Anecdotique ? C'est au contraire monnaie courante, dit l'enseignant qui compte 25 années d'expérience. Selon le code de vie de leur école, les élèves doivent laisser leur téléphone dans leur casier pendant leur cours d'éducation physique, mais l'enseignant leur « donne le privilège » de le laisser dans une armoire verrouillée pendant le cours, puis de le reprendre à la sortie.

« Il y a des élèves qui, malgré tout, gardent leur cellulaire dans le gymnase. Ils le mettent dans leur poche, sous un chandail posé sur le banc... Il y a toujours un accident : quelqu'un qui s'assoit dessus, un cellulaire qui tombe pendant qu'on joue au basket. On est pris avec un élève qui brise son appareil et qui ne devait pas l'avoir », poursuit Claude Whiting, pour qui les téléphones cellulaires sont un « fardeau à gérer ».

CONFISQUÉ PENDANT CINQ JOURS

Dans bien des commissions scolaires de la province, c'est le « code de vie » propre à chaque école qui dicte les règles concernant les appareils mobiles. Les règlements changent donc au gré des établissements.

À la commission scolaire Marguerite-Bourgeoys, par exemple, on indique que le téléphone cellulaire peut être confisqué pour une durée de 24 heures lors d'une « première offense ».

Un élève qui contrevient aux règles du collège Saint-Jean-Vianney, établissement privé situé dans l'est de Montréal, sera privé de son téléphone cellulaire beaucoup plus longtemps. Dès le premier accroc au règlement, l'appareil est confisqué pendant cinq jours ouvrables.

« Les élèves ont le droit d'avoir leur cellulaire sur eux, mais on ne doit pas le voir ni l'entendre », précise Karine Jodoin, conseillère aux communications du collège.

« LE CELLULAIRE N'A PAS LE MONOPOLE DE LA DISTRACTION »

S'il voit ou entend un appareil mobile dans sa classe, Guillaume Couture doit le confisquer jusqu'à la fin de la journée en vertu des règles de l'école où il enseigne, située dans la région de Saint-Hyacinthe.

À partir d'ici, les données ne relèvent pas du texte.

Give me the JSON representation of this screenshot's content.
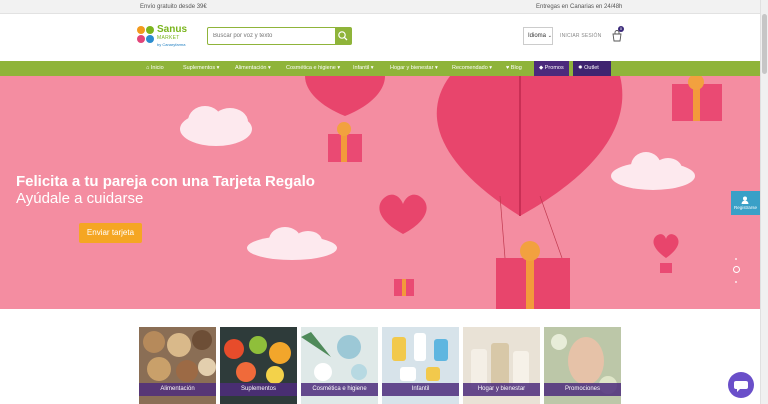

Ce professeur de français au secondaire fait toutefois preuve de souplesse.

« Je ne veux pas te voir en train de jouer à un jeu sur ton téléphone ou en train de texter. Mais j'ai déjà eu une élève qui l'avait mis sur son bureau, je lui ai simplement dit de le ranger », dit-il.

La technologie fait partie de la vie des élèves et il faut vivre avec, poursuit Guillaume Couture. « Je veux montrer ce qu'on peut faire avec un cellulaire, ça ne sert pas juste à envoyer des SMS et à aller sur les réseaux sociaux. Il est temps que l'école arrive en 2018. »

Un avis partagé par Patrice Bégin, lui aussi enseignant de français au secondaire. Interdire complètement le téléphone cellulaire à l'école, c'est « perdre la bataille », dit-il.

Il arrive à Patrice Bégin de laisser les élèves utiliser leur appareil mobile en classe de manière « ponctuelle ». Il croit qu'il est du devoir de l'école de leur montrer à bien utiliser ces appareils.

« Pour moi, ça va bien, ça fait partie de la gestion de classe. Quand c'est un examen, c'est clair pour mes élèves que je ne veux pas voir ou entendre un téléphone ! »

Bien entendu, il arrive que des élèves qui doivent accéder à leur téléphone à des fins éducatives l'utilisent pour autre chose. Mais ces mêmes élèves peuvent très bien parler de leur fin de semaine plutôt que de faire le travail en équipe qui leur est demandé... « Le cellulaire n'a pas le monopole de la distraction », observe Patrice Bégin.

CARTE BLANCHE AUX ENSEIGNANTS

Dans les Laurentides, la commission scolaire de la Rivière-du-Nord n'a pas de « consigne qui brime l'utilisation des cellulaires », dit Nadine Brochu, conseillère en communication.

Seul « l'usage personnel » est interdit en classe, comme parler au téléphone ou recevoir un message texte. Pour le reste, les enseignants ont carte blanche, dit Nadine Brochu, et pourraient par exemple autoriser l'écoute de musique pendant un cours.

« Si un enseignant juge que mettre de la musique ne dérange pas l'apprentissage ou que ça ne nuit pas aux activités pédagogiques de la classe, c'est une utilisation qui est à la discrétion des enseignants », dit-elle, en affirmant que la commission scolaire a choisi d'éduquer à l'usage de ces appareils plutôt que d'emprunter la voie de la répression.